For years now, teachers have tried to tailor instruction for children who learn best by seeing, hearing or touching, writes Daniel Willingham in American Educator’s Ask the Cognitive Scientist. Teaching a child in his favored learning modality doesn’t improve learning, however.
What does matter is whether the child is taught in the content’s best modality.
. . . For example, if students are to appreciate the appearance of a Mayan pyramid, it would be much more effective to view a picture than to hear a verbal description.

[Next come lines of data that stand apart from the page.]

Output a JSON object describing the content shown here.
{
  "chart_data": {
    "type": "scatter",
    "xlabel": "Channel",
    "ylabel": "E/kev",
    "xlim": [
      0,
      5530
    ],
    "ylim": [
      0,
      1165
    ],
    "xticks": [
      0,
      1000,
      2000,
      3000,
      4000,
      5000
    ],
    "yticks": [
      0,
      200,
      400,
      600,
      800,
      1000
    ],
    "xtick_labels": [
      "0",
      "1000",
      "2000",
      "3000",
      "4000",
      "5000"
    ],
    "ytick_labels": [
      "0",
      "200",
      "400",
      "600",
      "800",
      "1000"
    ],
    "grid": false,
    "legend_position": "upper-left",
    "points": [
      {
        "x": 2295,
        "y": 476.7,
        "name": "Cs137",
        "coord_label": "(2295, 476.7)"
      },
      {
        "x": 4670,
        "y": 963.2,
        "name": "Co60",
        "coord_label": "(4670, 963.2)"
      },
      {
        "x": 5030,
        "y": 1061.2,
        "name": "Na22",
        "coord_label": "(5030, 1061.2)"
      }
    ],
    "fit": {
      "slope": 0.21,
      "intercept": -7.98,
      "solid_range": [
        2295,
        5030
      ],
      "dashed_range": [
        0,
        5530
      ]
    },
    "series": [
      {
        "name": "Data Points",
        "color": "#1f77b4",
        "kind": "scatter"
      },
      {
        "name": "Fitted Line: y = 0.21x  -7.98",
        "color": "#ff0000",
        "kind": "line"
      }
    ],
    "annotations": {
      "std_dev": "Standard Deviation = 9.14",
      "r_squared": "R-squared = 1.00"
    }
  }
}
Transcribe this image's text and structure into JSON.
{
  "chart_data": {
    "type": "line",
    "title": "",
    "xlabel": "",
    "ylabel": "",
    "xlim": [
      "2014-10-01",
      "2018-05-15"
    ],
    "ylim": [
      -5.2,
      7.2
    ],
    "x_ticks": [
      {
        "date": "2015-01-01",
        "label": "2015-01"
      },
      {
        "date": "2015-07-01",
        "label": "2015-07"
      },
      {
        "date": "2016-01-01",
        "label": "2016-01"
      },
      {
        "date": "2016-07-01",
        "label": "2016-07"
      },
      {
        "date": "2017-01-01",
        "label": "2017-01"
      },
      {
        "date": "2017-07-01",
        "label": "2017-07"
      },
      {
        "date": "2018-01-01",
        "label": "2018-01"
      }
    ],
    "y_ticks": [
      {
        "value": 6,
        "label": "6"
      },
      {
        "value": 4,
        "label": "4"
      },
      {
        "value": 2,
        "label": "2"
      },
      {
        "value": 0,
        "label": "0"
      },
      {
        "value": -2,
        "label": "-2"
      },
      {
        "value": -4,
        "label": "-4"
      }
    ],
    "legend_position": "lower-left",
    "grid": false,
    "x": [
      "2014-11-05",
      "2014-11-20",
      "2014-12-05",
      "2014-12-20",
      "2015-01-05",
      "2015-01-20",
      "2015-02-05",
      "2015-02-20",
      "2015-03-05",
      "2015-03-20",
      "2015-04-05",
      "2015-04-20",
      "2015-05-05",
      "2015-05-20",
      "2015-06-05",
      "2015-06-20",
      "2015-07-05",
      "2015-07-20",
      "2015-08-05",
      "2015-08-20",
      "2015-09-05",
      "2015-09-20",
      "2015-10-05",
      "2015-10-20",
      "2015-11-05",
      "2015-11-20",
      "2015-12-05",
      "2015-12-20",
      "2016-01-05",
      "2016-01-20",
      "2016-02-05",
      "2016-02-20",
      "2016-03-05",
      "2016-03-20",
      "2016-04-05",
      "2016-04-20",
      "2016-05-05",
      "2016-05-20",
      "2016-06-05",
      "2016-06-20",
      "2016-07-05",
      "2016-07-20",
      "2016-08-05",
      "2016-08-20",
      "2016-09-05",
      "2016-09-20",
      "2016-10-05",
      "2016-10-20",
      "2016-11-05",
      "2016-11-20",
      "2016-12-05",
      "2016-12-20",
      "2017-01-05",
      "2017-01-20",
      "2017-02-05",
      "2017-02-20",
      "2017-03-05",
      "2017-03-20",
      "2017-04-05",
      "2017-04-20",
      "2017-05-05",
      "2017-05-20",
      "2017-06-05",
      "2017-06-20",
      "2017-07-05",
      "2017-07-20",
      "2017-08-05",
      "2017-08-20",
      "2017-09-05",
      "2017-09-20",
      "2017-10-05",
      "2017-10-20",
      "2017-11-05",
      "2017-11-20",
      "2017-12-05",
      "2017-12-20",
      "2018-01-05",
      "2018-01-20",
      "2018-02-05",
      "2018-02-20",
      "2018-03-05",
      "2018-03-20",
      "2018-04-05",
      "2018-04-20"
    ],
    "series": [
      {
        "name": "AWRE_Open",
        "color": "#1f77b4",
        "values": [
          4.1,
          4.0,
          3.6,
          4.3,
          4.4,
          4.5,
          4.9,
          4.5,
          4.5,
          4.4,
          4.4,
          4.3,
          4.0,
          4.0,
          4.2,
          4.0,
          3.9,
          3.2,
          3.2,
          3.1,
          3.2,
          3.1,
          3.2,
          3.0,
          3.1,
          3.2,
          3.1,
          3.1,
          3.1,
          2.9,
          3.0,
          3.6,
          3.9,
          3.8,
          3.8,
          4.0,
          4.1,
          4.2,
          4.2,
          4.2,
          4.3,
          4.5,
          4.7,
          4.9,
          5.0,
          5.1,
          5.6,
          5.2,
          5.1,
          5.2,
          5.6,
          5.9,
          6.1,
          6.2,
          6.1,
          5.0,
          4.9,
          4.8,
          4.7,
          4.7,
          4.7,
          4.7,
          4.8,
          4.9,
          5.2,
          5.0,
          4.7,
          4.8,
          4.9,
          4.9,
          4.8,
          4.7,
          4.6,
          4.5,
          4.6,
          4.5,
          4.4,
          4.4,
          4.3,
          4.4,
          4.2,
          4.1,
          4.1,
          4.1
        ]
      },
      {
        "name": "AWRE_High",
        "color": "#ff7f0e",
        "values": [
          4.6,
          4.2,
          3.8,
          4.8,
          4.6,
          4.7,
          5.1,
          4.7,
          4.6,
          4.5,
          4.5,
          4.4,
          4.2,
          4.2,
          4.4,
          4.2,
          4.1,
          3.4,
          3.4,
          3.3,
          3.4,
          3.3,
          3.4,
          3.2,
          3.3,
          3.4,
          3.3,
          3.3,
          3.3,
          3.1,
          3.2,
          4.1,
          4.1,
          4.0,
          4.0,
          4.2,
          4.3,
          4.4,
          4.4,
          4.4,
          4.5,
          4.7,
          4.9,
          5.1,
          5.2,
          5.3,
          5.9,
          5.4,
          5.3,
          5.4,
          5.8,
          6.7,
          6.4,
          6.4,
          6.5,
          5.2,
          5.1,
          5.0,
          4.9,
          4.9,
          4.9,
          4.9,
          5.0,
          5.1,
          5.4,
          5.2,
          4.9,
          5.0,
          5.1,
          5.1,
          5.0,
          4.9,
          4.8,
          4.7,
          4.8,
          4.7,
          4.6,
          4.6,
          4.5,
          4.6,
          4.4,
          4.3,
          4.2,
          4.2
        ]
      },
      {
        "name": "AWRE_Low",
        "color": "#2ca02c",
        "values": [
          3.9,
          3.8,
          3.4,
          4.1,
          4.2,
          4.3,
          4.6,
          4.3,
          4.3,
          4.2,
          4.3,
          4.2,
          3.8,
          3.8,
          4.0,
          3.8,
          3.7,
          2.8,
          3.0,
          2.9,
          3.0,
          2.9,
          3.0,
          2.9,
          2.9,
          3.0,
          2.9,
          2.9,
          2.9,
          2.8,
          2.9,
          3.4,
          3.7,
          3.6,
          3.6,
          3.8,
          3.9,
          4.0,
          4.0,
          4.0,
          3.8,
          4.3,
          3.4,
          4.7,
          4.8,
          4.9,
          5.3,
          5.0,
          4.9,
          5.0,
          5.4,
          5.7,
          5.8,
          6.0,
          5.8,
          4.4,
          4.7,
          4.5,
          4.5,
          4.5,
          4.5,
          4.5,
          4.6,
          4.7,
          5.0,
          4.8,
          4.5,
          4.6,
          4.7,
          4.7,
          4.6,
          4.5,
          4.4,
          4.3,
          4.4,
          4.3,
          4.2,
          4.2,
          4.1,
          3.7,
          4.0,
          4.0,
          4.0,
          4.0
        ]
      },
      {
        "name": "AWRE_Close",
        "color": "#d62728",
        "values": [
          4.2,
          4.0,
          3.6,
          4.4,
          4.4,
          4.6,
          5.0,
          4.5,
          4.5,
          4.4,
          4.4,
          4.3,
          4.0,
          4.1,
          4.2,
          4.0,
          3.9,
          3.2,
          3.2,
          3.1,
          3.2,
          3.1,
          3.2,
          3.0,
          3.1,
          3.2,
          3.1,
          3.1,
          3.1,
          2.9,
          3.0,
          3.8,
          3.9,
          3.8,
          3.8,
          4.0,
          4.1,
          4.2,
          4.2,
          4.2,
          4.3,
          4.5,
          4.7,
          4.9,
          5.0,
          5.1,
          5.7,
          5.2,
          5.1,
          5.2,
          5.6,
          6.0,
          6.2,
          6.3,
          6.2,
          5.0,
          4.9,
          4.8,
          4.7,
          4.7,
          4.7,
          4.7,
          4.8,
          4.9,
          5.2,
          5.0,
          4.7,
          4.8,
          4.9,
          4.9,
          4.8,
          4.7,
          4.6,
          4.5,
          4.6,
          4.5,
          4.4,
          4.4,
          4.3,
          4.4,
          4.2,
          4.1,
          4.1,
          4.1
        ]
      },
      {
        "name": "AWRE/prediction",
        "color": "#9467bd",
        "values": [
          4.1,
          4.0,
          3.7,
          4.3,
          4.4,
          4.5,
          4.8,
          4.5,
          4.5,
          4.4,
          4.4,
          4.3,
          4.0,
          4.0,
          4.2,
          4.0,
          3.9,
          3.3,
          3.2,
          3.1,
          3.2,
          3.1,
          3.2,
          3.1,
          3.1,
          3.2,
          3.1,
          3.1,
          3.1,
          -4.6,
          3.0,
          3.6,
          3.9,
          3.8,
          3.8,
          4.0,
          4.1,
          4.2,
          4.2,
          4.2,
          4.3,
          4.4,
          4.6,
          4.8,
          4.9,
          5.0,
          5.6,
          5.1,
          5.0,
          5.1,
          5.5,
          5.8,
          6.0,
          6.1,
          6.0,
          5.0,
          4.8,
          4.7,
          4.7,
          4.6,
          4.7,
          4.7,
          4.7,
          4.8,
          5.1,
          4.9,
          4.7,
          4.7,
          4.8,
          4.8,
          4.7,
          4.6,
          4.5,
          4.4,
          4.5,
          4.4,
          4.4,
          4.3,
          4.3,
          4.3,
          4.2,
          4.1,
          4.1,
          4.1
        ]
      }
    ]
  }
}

Many topics may call for information in more than one modality. In a unit on the Civil War, in addition to lectures and reading, it might be appropriate to include recordings of martial music used to inspire the troops, visual representations (maps) of battlefields, and perhaps a chance to handle the pack and equipment the troops carried so that students could appreciate their heft. Similarly, if students are to learn the form of an English sonnet, they should hear the stress forms of iambic pentameter, and then see a visual representation of it.
The meaning is what matters, writes Willingham.
There is no benefit to students in teachers’ attempting to find auditory presentations of the Mayan pyramids for the students who have good auditory memory. Everyone should see the picture.
Yet modality theory — now in the version of “multiple intelligences” — is widely accepted even though “there is no research evidence to support it.”
Willingham is recommended by University of Wisconsin Math Professor Dick Askey on School Information System.